U.S. Library of Congress to archive Twitter

From Twitter, here's the announcement:

Have you ever sent out a "tweet" on the popular Twitter social media service? Congratulations: Your 140 characters or less will now be housed in the Library of Congress.

That's right. Every public tweet, ever, since Twitter's inception in March 2006, will be archived digitally at the Library of Congress. That's a LOT of tweets, by the way: Twitter processes more than 50 million tweets every day, with the total numbering in the billions.

We thought it fitting to give the initial heads-up to the Twitter community itself via our own feed @librarycongress. (By the way, out of sheer coincidence, the announcement comes on the same day our own number of feed-followers has surpassed 50,000. I love serendipity!)

We will also be putting out a press release later with even more details and quotes. Expect to see an emphasis on the scholarly and research implications of the acquisition. I'm no Ph.D., but it boggles my mind to think what we might be able to learn about ourselves and the world around us from this wealth of data.

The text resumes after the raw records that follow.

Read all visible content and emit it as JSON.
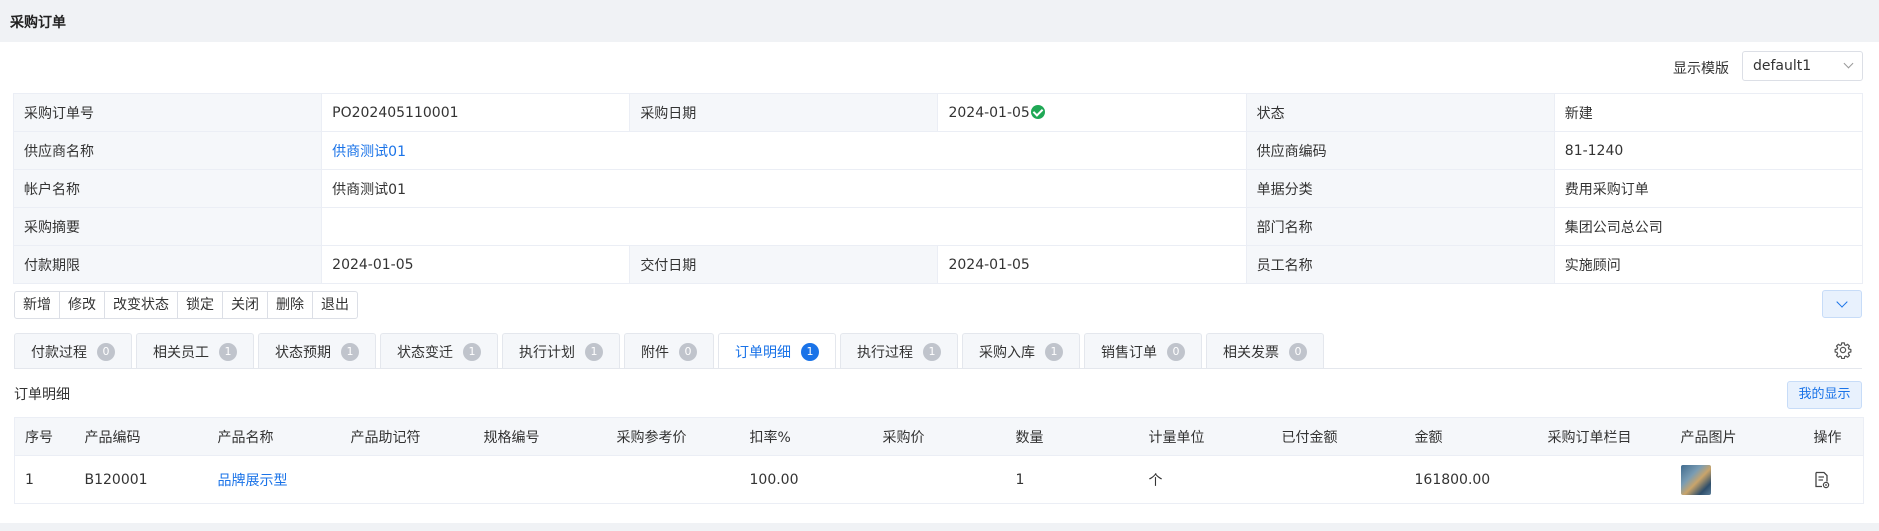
{
  "page": {
    "title": "采购订单"
  },
  "template": {
    "label": "显示模版",
    "value": "default1"
  },
  "info": {
    "rows": [
      [
        {
          "label": "采购订单号",
          "value": "PO202405110001"
        },
        {
          "label": "采购日期",
          "value": "2024-01-05"
        },
        {
          "label": "状态",
          "value": "新建"
        }
      ],
      [
        {
          "label": "供应商名称",
          "value": "供商测试01"
        },
        {
          "label": "供应商编码",
          "value": "81-1240"
        }
      ],
      [
        {
          "label": "帐户名称",
          "value": "供商测试01"
        },
        {
          "label": "单据分类",
          "value": "费用采购订单"
        }
      ],
      [
        {
          "label": "采购摘要",
          "value": ""
        },
        {
          "label": "部门名称",
          "value": "集团公司总公司"
        }
      ],
      [
        {
          "label": "付款期限",
          "value": "2024-01-05"
        },
        {
          "label": "交付日期",
          "value": "2024-01-05"
        },
        {
          "label": "员工名称",
          "value": "实施顾问"
        }
      ]
    ]
  },
  "toolbar": [
    "新增",
    "修改",
    "改变状态",
    "锁定",
    "关闭",
    "删除",
    "退出"
  ],
  "tabs": [
    {
      "label": "付款过程",
      "count": "0"
    },
    {
      "label": "相关员工",
      "count": "1"
    },
    {
      "label": "状态预期",
      "count": "1"
    },
    {
      "label": "状态变迁",
      "count": "1"
    },
    {
      "label": "执行计划",
      "count": "1"
    },
    {
      "label": "附件",
      "count": "0"
    },
    {
      "label": "订单明细",
      "count": "1",
      "active": true
    },
    {
      "label": "执行过程",
      "count": "1"
    },
    {
      "label": "采购入库",
      "count": "1"
    },
    {
      "label": "销售订单",
      "count": "0"
    },
    {
      "label": "相关发票",
      "count": "0"
    }
  ],
  "detail": {
    "section_label": "订单明细",
    "my_display_button": "我的显示",
    "columns": [
      "序号",
      "产品编码",
      "产品名称",
      "产品助记符",
      "规格编号",
      "采购参考价",
      "扣率%",
      "采购价",
      "数量",
      "计量单位",
      "已付金额",
      "金额",
      "采购订单栏目",
      "产品图片",
      "操作"
    ],
    "rows": [
      {
        "seq": "1",
        "code": "B120001",
        "name": "品牌展示型",
        "mnemonic": "",
        "spec": "",
        "ref_price": "",
        "discount": "100.00",
        "price": "",
        "qty": "1",
        "unit": "个",
        "paid": "",
        "amount": "161800.00",
        "column": ""
      }
    ]
  },
  "icons": {
    "status_check": "check-circle-icon",
    "settings": "gear-icon",
    "collapse": "chevron-down-icon",
    "row_action": "document-settings-icon"
  },
  "colors": {
    "accent": "#1a73e8",
    "success": "#1fa855"
  }
}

And I'm certain we'll learn things that none of us now can possibly conceive.

Just a few examples of important tweets in the past few years include the first-ever tweet from Twitter co-founder Jack Dorsey (http://twitter.com/jack/status/20), President Obama's tweet about winning the 2008 election (http://twitter.com/barackobama/status/992176676), and a set of two tweets from a photojournalist who was arrested in Egypt and then freed because of a series of events set into motion by his use of Twitter (http://twitter.com/jamesbuck/status/786571964) and (http://twitter.com/jamesbuck/status/787167620).

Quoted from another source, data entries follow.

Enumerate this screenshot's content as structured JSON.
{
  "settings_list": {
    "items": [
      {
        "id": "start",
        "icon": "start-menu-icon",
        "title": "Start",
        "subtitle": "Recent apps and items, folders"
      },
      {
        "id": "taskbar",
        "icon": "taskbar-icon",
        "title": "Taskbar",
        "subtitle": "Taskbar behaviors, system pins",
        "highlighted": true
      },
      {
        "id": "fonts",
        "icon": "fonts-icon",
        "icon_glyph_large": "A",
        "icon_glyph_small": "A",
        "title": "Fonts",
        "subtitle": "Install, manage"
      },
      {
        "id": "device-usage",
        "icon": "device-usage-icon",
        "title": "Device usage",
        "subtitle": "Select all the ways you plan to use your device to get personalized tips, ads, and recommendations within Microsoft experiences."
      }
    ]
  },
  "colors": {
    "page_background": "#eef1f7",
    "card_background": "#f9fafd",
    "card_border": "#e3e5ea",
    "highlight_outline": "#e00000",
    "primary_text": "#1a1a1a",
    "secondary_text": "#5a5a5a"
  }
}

Twitter plans to make its own announcement today on its blog from "Chirp," the Official Twitter Developer Conference, in San Francisco.

So if you think the Library of Congress is "just books," think of this: The Library has been collecting materials from the web since it began harvesting congressional and presidential campaign websites in 2000. Today we hold more than 167 terabytes of web-based information, including legal blogs, websites of candidates for national office, and websites of Members of Congress.

We also operate the National Digital Information Infrastructure and Preservation Program www.digitalpreservation.gov, which is pursuing a national strategy to collect, preserve and make available significant digital content, especially information that is created in digital form only, for current and future generations.

In other words, if you want a place where important historical information in digital form should be preserved for the long haul, we're it!

Needless to say, this is a pretty incredible announcement. It's great that a major public institution can step forward and do the kind of digital preservation job that only that kind of institution would be capable of.

It would be really great if their next step could be a similar archiving project for, say, Blogger or Wordpress blogs. Or perhaps other big national libraries around the world could each pick a site and dedicate themselves to preserving their content for future generations.

More like this

Well, NoAstronomer, that's debatable. Twitter may be largely trivial nonsense but it also has a lot of very valuable information, comment and debate. You can see what people are talking about and time it to the second in real time, so it's great to track, for example, reactions to breaking news.

What I had for breakfast? Not so much, but I presume people will just ignore the trivia.

NoAstronomer- except maybe twittering itself?

Actually, I've already seen comments that suggest that there is a certain U.S. imperialism to the idea that Library of Congress should think they are the appropriate body to archive what is essentially a corpus of global communications. I hope that the LoC will put out an informative announcement soon; the blog entry was light on factual information and strategic aims while heavy on enthusiasm and "ain't we cool".

By Jill O'Neill (not verified) on 15 Apr 2010 #permalink

I really hate this idea. I realize that when you post something on the net, it isn't private, but I don't really want the Library of Congress archiving my activity on the internet.

I think this is a great injustice and a slap in the face to people's privacy rights.

Ethan,

You give up your right to privacy when you make a public announcement via twitter. I don't see how you can call this an infringement on privacy rights.

Want privacy, don't make public announcements. You can't have it both ways.

By Andy Latham (not verified) on 15 Apr 2010 #permalink

Jill O'Neill: "there is a certain U.S. imperialism to the idea that Library of Congress should think they are the appropriate body to archive what is essentially a corpus of global communications" I would be one of the first to accuse the US of inappropriately "taking over" but I would have to say to this that I'm glad some institution is doing it. There is no global organization that would or could do it so it would have to be some specific country. And what other country would have the resources or the motivation to do it?

Ethan Sigel: "I don't really want the Library of Congress archiving my activity on the internet" And that's not what they're doing. They're recording the results of some small portion of your activities. But that's what archiving cultural artifacts is all about. You are part of human society and affect it in some small way and therefore your life is being recorded in an indirect way. Yes, this is on a higher resolution and gathers in more individual contributions but that's because we're all contributing more individually. If you don't want to be "recorded" in this way, don't contribute.